© JUNGE FREIHEIT Verlag GmbH & Co. KG www.jungefreiheit.de 41/23 / 06. Oktober 2023

Keine klare Kante gegen die böse AfD
IW-Studie: Befragung zu Wahlverhalten und Wirtschaftslage / Energiepreise und Ampelpolitik sind das größte Standortrisiko
Paul Leonhard

Hatten Anfang September mehrere Unternehmervertreter in Mitteldeutschland angesichts des Aufwärtstrends der AfD vor massiven Folgen für die heimische Wirtschaft gewarnt, so zeichnet sich in einer Befragung des Instituts der deutschen Wirtschaft (IW-Kurzbericht 63/23) unter Hauptgeschäftsführern der Arbeitgeber- und Wirtschaftsverbände in Deutschland ein anderes Bild ab.

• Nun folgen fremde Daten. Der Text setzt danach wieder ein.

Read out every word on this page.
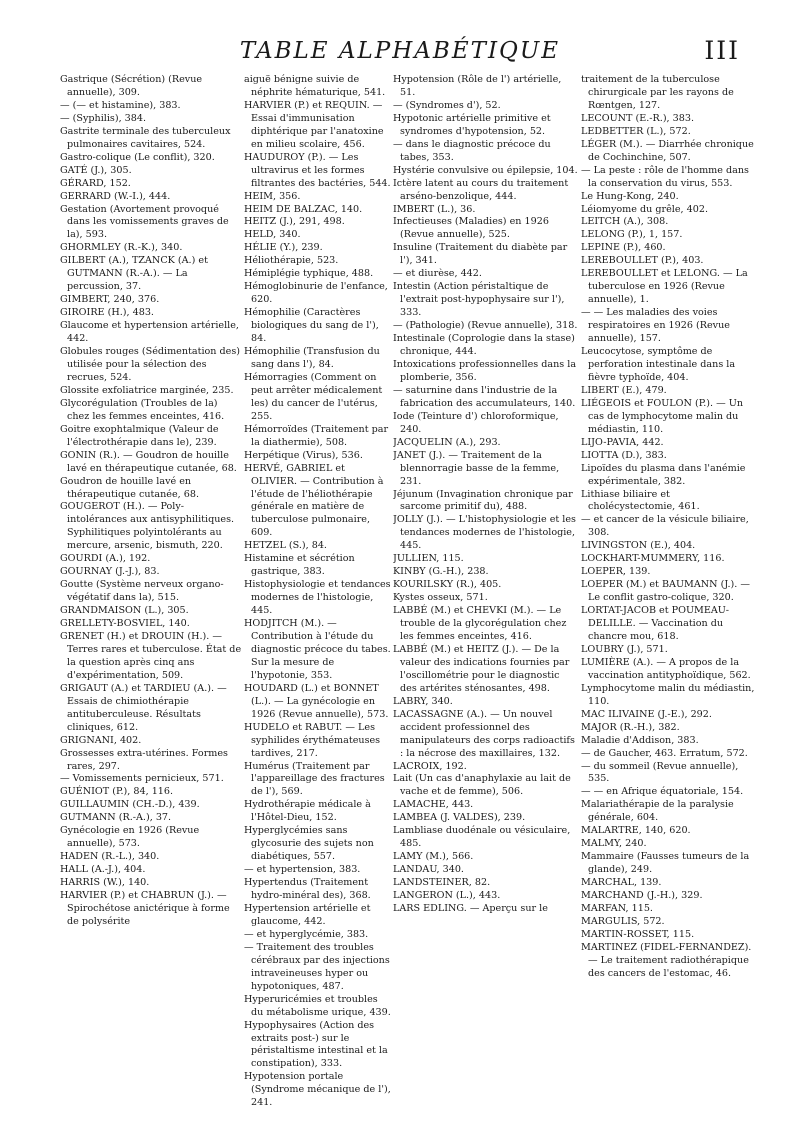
TABLE ALPHABÉTIQUE	III
Gastrique (Sécrétion) (Revue annuelle), 309.
— (— et histamine), 383.
— (Syphilis), 384.
Gastrite terminale des tuberculeux pulmonaires cavitaires, 524.
Gastro-colique (Le conflit), 320.
GATÉ (J.), 305.
GÉRARD, 152.
GERRARD (W.-I.), 444.
Gestation (Avortement provoqué dans les vomissements graves de la), 593.
GHORMLEY (R.-K.), 340.
GILBERT (A.), TZANCK (A.) et GUTMANN (R.-A.). — La percussion, 37.
GIMBERT, 240, 376.
GIROIRE (H.), 483.
Glaucome et hypertension artérielle, 442.
Globules rouges (Sédimentation des) utilisée pour la sélection des recrues, 524.
Glossite exfoliatrice marginée, 235.
Glycorégulation (Troubles de la) chez les femmes enceintes, 416.
Goitre exophtalmique (Valeur de l'électrothérapie dans le), 239.
GONIN (R.). — Goudron de houille lavé en thérapeutique cutanée, 68.
Goudron de houille lavé en thérapeutique cutanée, 68.
GOUGEROT (H.). — Poly-intolérances aux antisyphilitiques. Syphilitiques polyintolérants au mercure, arsenic, bismuth, 220.
GOURDI (A.), 192.
GOURNAY (J.-J.), 83.
Goutte (Système nerveux organo-végétatif dans la), 515.
GRANDMAISON (L.), 305.
GRELLETY-BOSVIEL, 140.
GRENET (H.) et DROUIN (H.). — Terres rares et tuberculose. État de la question après cinq ans d'expérimentation, 509.
GRIGAUT (A.) et TARDIEU (A.). — Essais de chimiothérapie antituberculeuse. Résultats cliniques, 612.
GRIGNANI, 402.
Grossesses extra-utérines. Formes rares, 297.
— Vomissements pernicieux, 571.
GUÉNIOT (P.), 84, 116.
GUILLAUMIN (CH.-D.), 439.
GUTMANN (R.-A.), 37.
Gynécologie en 1926 (Revue annuelle), 573.
HADEN (R.-L.), 340.
HALL (A.-J.), 404.
HARRIS (W.), 140.
HARVIER (P.) et CHABRUN (J.). — Spirochétose anictérique à forme de polysérite
aiguë bénigne suivie de néphrite hématurique, 541.
HARVIER (P.) et REQUIN. — Essai d'immunisation diphtérique par l'anatoxine en milieu scolaire, 456.
HAUDUROY (P.). — Les ultravirus et les formes filtrantes des bactéries, 544.
HEIM, 356.
HEIM DE BALZAC, 140.
HEITZ (J.), 291, 498.
HELD, 340.
HÉLIE (Y.), 239.
Héliothérapie, 523.
Hémiplégie typhique, 488.
Hémoglobinurie de l'enfance, 620.
Hémophilie (Caractères biologiques du sang de l'), 84.
Hémophilie (Transfusion du sang dans l'), 84.
Hémorragies (Comment on peut arrêter médicalement les) du cancer de l'utérus, 255.
Hémorroïdes (Traitement par la diathermie), 508.
Herpétique (Virus), 536.
HERVÉ, GABRIEL et OLIVIER. — Contribution à l'étude de l'héliothérapie générale en matière de tuberculose pulmonaire, 609.
HETZEL (S.), 84.
Histamine et sécrétion gastrique, 383.
Histophysiologie et tendances modernes de l'histologie, 445.
HODJITCH (M.). — Contribution à l'étude du diagnostic précoce du tabes. Sur la mesure de l'hypotonie, 353.
HOUDARD (L.) et BONNET (L.). — La gynécologie en 1926 (Revue annuelle), 573.
HUDELO et RABUT. — Les syphilides érythémateuses tardives, 217.
Humérus (Traitement par l'appareillage des fractures de l'), 569.
Hydrothérapie médicale à l'Hôtel-Dieu, 152.
Hyperglycémies sans glycosurie des sujets non diabétiques, 557.
— et hypertension, 383.
Hypertendus (Traitement hydro-minéral des), 368.
Hypertension artérielle et glaucome, 442.
— et hyperglycémie, 383.
— Traitement des troubles cérébraux par des injections intraveineuses hyper ou hypotoniques, 487.
Hyperuricémies et troubles du métabolisme urique, 439.
Hypophysaires (Action des extraits post-) sur le péristaltisme intestinal et la constipation), 333.
Hypotension portale (Syndrome mécanique de l'), 241.
Hypotension (Rôle de l') artérielle, 51.
— (Syndromes d'), 52.
Hypotonic artérielle primitive et syndromes d'hypotension, 52.
— dans le diagnostic précoce du tabes, 353.
Hystérie convulsive ou épilepsie, 104.
Ictère latent au cours du traitement arséno-benzolique, 444.
IMBERT (L.), 36.
Infectieuses (Maladies) en 1926 (Revue annuelle), 525.
Insuline (Traitement du diabète par l'), 341.
— et diurèse, 442.
Intestin (Action péristaltique de l'extrait post-hypophysaire sur l'), 333.
— (Pathologie) (Revue annuelle), 318.
Intestinale (Coprologie dans la stase) chronique, 444.
Intoxications professionnelles dans la plomberie, 356.
— saturnine dans l'industrie de la fabrication des accumulateurs, 140.
Iode (Teinture d') chloroformique, 240.
JACQUELIN (A.), 293.
JANET (J.). — Traitement de la blennorragie basse de la femme, 231.
Jéjunum (Invagination chronique par sarcome primitif du), 488.
JOLLY (J.). — L'histophysiologie et les tendances modernes de l'histologie, 445.
JULLIEN, 115.
KINBY (G.-H.), 238.
KOURILSKY (R.), 405.
Kystes osseux, 571.
LABBÉ (M.) et CHEVKI (M.). — Le trouble de la glycorégulation chez les femmes enceintes, 416.
LABBÉ (M.) et HEITZ (J.). — De la valeur des indications fournies par l'oscillométrie pour le diagnostic des artérites sténosantes, 498.
LABRY, 340.
LACASSAGNE (A.). — Un nouvel accident professionnel des manipulateurs des corps radioactifs : la nécrose des maxillaires, 132.
LACROIX, 192.
Lait (Un cas d'anaphylaxie au lait de vache et de femme), 506.
LAMACHE, 443.
LAMBEA (J. VALDES), 239.
Lambliase duodénale ou vésiculaire, 485.
LAMY (M.), 566.
LANDAU, 340.
LANDSTEINER, 82.
LANGERON (L.), 443.
LARS EDLING. — Aperçu sur le
traitement de la tuberculose chirurgicale par les rayons de Rœntgen, 127.
LECOUNT (E.-R.), 383.
LEDBETTER (L.), 572.
LÉGER (M.). — Diarrhée chronique de Cochinchine, 507.
— La peste : rôle de l'homme dans la conservation du virus, 553.
Le Hung-Kong, 240.
Léiomyome du grêle, 402.
LEITCH (A.), 308.
LELONG (P.), 1, 157.
LEPINE (P.), 460.
LEREBOULLET (P.), 403.
LEREBOULLET et LELONG. — La tuberculose en 1926 (Revue annuelle), 1.
— — Les maladies des voies respiratoires en 1926 (Revue annuelle), 157.
Leucocytose, symptôme de perforation intestinale dans la fièvre typhoïde, 404.
LIBERT (E.), 479.
LIÉGEOIS et FOULON (P.). — Un cas de lymphocytome malin du médiastin, 110.
LIJO-PAVIA, 442.
LIOTTA (D.), 383.
Lipoïdes du plasma dans l'anémie expérimentale, 382.
Lithiase biliaire et cholécystectomie, 461.
— et cancer de la vésicule biliaire, 308.
LIVINGSTON (E.), 404.
LOCKHART-MUMMERY, 116.
LOEPER, 139.
LOEPER (M.) et BAUMANN (J.). — Le conflit gastro-colique, 320.
LORTAT-JACOB et POUMEAU-DELILLE. — Vaccination du chancre mou, 618.
LOUBRY (J.), 571.
LUMIÈRE (A.). — A propos de la vaccination antityphoïdique, 562.
Lymphocytome malin du médiastin, 110.
MAC ILIVAINE (J.-E.), 292.
MAJOR (R.-H.), 382.
Maladie d'Addison, 383.
— de Gaucher, 463. Erratum, 572.
— du sommeil (Revue annuelle), 535.
— — en Afrique équatoriale, 154.
Malariathérapie de la paralysie générale, 604.
MALARTRE, 140, 620.
MALMY, 240.
Mammaire (Fausses tumeurs de la glande), 249.
MARCHAL, 139.
MARCHAND (J.-H.), 329.
MARFAN, 115.
MARGULIS, 572.
MARTIN-ROSSET, 115.
MARTINEZ (FIDEL-FERNANDEZ). — Le traitement radiothérapique des cancers de l'estomac, 46.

Zwar stimmte fast jeder zweite Befragte der vorformulierten Aussage zu, ein Erstarken der AfD auf betrieblicher Ebene führe zu „Schwierigkeiten, in AfD-Hochburgen Fachkräfte aus dem Ausland zu gewinnen“. Mit seiner Behauptung, die AfD sei „das größte Standortrisiko für Ostdeutschland“, steht Finanzminister Christian Lindner (FDP) indes ziemlich alleine da.

Die Hauptgefahr für den Wirtschaftsstandort seien unzureichende Digitalisierung, Fachkräftemangel, mangelhafte kommunale Daseinsvorsorge und Infrastruktur, hohe Abgabenbelastung sowie ausufernde Bürokratie – also hausgemachte Probleme der in den vergangenen zwei Jahrzehnten regierenden Parteien. Und die Ampel-Koalition hat es innerhalb weniger Monate fertiggebracht, alle Weichen in Deutschland sogar auf Deindustrialisierung zu stellen.

Bei einer Umfrage des Zentrums für Europäische Wirtschaftsforschung (ZEW) im Auftrag der Stiftung Familienunternehmen landete Deutschland auf Rang 18. Gefragt worden war, wo Unternehmer den Standort Deutschland einordnen würden. 21 Nationen standen zur Wahl. Hohe Energiepreise, Inflation und Fachkräftemangel gelten als aktuelle Hauptbelastungen für den Standort, was die Stimmung der Wirtschaft eintrübt – und was wiederum als eine Ursache für den Höhenflug der AfD gilt.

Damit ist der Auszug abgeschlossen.